When she left, she kissed me and told me not to be a stranger. “After all,” she said, “you were the one who alerted everyone. If not for you . . .” and she shook her head and sighed. “You were our female Paul Revere that day. We owe our lives to you, Harriet Whitehead.”
I blushed and said, “Thank you. I was out of my head.”
And she said, “Oh blather, you knew what you were doing. And let me know when your uncle Andrew arrives. We’ll have you both over to dinner.”
The Virginia Militia came to our place the third week Nat Turner was not yet captured and Ormond ushered their commander, a Lieutenant Berry, into the parlor to see me.
“Are you the mistress of this place?” he asked me.
“Yes. Everybody else is dead.”
“I’d heard that the Reverend Whitehead was killed in the rebellion.”
“Yes. His head was slashed. I am the only member of the family to survive. What can I help you with, Lieutenant?”
“We have orders, miss, to search the quarters of all the slaves and free blacks. We’re looking for scattered powder and shot, to make sure they weren’t involved in the insurrection.”
I sighed. You should be searching my quarters, I told myself. I called out for Violet and she came. I introduced her.
“Are you free or bound?” the lieutenant asked her.
“She’s bound. For now,” I said. “I have not yet had time to think about the future.”
He nodded. “Pardon me, miss, but you seem awfully young to be making such decisions.”
“My uncle Andrew is, at this very moment, on a ship coming from London,” I recited. And that pacified him.
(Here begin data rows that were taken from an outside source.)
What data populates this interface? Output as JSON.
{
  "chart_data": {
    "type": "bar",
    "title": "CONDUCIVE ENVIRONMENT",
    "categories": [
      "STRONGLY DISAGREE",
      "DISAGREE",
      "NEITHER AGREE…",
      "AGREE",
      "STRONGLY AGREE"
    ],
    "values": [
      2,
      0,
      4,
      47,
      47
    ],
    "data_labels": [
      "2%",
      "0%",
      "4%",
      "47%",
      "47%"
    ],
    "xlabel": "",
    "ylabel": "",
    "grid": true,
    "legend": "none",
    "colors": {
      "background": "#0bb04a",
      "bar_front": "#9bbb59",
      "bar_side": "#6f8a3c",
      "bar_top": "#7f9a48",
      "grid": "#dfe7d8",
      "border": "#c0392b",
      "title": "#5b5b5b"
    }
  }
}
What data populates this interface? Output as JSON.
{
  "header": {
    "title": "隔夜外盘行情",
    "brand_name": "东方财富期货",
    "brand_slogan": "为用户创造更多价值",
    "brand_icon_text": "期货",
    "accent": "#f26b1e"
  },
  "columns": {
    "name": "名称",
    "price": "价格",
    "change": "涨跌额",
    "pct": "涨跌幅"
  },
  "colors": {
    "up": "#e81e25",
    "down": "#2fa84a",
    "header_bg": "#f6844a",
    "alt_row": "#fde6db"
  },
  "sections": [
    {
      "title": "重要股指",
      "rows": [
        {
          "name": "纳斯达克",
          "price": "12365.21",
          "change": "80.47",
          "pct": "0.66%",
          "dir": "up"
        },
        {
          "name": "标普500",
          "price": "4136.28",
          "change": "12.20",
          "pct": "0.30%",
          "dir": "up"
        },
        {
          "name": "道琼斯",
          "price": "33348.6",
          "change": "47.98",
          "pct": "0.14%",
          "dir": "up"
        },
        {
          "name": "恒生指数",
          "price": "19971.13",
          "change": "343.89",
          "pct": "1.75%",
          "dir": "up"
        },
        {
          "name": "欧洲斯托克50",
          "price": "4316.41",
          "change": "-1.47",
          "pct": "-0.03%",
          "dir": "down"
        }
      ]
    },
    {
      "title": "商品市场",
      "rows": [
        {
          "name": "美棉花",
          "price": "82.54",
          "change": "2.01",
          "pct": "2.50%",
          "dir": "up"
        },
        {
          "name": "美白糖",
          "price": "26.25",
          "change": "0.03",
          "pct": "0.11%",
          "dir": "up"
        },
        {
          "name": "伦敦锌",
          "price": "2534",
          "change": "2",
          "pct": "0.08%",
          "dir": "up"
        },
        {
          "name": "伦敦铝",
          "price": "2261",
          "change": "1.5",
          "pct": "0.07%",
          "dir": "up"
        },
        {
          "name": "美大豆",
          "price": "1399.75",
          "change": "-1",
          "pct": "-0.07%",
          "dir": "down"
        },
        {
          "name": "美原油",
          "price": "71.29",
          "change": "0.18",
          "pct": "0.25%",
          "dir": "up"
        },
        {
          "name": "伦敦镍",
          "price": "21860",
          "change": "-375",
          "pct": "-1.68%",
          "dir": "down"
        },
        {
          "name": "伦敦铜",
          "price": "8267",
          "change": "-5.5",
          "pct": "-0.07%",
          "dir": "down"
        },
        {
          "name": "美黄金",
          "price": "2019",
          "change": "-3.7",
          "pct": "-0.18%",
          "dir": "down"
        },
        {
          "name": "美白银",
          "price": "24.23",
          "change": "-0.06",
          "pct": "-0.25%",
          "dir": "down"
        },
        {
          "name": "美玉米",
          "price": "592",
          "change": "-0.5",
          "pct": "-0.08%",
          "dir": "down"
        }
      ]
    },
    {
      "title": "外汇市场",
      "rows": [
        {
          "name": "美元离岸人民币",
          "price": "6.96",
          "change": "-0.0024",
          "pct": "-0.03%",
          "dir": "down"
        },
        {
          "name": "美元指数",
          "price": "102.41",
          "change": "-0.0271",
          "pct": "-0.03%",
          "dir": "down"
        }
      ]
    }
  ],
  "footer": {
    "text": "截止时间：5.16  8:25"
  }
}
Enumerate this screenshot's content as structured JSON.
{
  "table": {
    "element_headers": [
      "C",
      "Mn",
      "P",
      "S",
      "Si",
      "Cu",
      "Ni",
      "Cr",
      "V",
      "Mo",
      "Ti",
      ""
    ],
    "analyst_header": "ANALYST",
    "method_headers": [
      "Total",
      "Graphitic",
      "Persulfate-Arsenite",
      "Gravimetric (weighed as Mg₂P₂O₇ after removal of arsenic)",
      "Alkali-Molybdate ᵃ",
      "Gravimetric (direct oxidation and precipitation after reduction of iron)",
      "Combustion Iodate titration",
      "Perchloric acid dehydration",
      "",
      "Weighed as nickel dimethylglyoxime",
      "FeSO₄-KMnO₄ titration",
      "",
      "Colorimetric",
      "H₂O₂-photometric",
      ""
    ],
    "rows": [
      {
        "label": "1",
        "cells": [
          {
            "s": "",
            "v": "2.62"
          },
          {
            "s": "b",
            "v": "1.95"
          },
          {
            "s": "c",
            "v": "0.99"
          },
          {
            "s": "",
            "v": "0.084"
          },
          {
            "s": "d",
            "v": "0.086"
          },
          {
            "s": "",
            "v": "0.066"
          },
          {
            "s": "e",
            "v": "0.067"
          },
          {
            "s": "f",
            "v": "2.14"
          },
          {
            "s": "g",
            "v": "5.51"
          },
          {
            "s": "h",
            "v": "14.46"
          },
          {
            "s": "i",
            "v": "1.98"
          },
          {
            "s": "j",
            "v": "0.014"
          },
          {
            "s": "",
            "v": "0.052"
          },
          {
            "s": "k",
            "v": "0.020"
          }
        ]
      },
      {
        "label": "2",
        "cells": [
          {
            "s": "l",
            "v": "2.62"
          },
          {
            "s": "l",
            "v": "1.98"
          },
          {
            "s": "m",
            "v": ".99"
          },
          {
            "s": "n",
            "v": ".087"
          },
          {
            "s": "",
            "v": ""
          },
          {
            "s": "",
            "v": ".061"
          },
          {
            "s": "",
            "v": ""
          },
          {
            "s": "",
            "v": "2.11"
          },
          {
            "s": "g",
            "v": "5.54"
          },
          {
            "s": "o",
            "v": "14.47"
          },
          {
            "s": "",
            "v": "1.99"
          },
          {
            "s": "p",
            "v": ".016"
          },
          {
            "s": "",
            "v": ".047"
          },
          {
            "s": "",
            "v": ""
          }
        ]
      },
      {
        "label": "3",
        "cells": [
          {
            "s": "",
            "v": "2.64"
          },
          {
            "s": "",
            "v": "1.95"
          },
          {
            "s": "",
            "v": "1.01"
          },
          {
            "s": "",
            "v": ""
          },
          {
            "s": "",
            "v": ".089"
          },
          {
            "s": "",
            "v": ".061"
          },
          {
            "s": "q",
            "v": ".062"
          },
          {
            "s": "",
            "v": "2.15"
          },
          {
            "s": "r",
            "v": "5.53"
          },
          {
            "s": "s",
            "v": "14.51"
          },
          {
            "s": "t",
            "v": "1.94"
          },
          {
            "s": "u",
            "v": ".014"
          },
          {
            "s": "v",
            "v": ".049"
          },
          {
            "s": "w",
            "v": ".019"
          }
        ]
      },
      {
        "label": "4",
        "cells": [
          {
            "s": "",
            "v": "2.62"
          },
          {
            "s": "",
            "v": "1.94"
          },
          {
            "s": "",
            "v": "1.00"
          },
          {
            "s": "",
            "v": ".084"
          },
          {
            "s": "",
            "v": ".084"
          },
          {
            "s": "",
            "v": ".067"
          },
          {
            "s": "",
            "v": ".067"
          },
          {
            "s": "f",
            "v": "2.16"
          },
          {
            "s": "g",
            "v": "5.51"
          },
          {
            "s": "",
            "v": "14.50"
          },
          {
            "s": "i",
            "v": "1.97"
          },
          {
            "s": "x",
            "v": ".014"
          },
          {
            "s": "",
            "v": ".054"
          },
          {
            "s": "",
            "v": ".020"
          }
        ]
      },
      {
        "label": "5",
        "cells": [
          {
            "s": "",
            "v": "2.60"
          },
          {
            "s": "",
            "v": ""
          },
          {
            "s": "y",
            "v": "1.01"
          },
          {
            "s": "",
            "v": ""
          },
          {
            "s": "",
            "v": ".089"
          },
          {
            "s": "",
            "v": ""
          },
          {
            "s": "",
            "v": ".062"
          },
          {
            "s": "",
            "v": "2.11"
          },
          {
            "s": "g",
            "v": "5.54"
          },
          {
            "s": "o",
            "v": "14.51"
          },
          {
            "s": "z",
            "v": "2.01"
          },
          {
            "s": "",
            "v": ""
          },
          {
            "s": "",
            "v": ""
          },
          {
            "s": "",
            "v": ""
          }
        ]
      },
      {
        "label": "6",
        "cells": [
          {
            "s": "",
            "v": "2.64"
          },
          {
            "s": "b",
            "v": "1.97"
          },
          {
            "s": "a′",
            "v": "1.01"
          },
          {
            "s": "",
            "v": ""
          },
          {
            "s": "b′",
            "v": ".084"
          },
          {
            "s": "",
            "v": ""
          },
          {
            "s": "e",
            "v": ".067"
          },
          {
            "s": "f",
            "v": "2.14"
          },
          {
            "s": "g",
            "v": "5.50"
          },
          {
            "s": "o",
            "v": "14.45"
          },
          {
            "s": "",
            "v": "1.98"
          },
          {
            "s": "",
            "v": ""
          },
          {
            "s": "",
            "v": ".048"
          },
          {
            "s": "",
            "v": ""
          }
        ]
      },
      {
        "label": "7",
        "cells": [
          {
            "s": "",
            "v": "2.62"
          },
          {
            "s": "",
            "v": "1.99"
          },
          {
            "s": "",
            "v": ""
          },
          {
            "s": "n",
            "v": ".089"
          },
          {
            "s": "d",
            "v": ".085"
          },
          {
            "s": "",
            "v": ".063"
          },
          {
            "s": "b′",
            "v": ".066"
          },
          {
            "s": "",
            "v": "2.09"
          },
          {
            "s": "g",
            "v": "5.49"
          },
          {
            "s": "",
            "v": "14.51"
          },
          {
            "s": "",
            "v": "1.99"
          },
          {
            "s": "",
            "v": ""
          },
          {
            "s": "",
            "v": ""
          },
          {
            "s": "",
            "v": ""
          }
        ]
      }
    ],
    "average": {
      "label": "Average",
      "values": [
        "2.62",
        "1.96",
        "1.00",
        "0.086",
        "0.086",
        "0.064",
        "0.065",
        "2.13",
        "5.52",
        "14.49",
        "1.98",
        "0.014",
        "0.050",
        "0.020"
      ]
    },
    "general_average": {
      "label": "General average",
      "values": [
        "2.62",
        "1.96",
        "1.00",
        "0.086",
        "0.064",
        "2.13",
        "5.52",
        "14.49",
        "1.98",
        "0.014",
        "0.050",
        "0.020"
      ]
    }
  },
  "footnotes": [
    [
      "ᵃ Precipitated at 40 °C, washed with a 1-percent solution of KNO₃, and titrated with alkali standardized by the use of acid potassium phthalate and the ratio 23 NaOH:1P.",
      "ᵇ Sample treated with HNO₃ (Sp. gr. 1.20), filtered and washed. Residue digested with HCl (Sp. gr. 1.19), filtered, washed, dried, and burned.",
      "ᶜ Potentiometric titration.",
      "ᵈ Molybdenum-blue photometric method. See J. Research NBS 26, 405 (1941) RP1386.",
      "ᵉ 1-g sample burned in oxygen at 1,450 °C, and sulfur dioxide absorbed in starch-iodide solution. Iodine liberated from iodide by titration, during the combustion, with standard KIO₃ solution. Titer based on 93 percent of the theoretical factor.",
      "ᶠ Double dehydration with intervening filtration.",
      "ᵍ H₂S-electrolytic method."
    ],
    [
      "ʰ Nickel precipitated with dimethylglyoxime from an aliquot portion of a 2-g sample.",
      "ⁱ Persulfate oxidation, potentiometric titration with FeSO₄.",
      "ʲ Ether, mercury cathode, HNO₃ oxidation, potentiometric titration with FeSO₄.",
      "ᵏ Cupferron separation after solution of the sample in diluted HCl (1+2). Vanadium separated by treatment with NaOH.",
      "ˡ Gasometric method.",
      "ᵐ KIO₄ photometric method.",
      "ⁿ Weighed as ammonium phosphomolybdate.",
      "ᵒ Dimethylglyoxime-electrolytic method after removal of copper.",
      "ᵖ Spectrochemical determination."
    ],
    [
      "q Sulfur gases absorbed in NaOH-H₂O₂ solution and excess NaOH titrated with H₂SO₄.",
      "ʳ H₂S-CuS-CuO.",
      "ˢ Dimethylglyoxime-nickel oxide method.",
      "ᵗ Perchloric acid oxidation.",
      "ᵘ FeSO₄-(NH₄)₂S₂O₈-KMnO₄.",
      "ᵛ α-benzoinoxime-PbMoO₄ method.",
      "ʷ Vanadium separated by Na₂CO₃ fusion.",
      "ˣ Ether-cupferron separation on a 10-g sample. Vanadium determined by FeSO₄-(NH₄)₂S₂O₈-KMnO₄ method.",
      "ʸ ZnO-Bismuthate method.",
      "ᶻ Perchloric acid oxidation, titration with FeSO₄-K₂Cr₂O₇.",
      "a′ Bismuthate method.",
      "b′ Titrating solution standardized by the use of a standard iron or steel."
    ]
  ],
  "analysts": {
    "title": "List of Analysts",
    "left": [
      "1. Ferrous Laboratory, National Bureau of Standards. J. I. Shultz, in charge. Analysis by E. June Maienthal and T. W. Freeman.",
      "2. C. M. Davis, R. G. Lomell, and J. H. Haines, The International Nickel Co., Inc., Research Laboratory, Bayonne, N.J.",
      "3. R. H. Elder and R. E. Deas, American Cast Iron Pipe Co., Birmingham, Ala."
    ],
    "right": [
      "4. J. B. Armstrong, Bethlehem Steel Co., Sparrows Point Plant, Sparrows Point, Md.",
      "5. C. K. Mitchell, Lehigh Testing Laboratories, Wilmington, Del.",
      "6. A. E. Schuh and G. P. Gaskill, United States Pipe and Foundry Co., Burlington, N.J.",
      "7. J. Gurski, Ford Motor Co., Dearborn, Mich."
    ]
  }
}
I also said that Violet would accompany him and his men on rounds, that he was not to upset old Cloanna in her quarters, and that he was to check in with me before he left.
I had heard, you see, of this man and his militia, and how they went on some plantations and planted false evidence to implicate some slaves, and then arrested them and took them away. Just to make it seem as if they were doing something. Because, with Nat Turner still at large, it seemed as if nobody was doing anything at all.
Lieutenant Berry was polite, a true Southerner, if nothing else. He bowed. He saluted. He even kissed my hand. I thought how jealous my sister, Margaret, would be. And then I felt a pang of guilt.
I must, this very afternoon, find out the particulars of her death.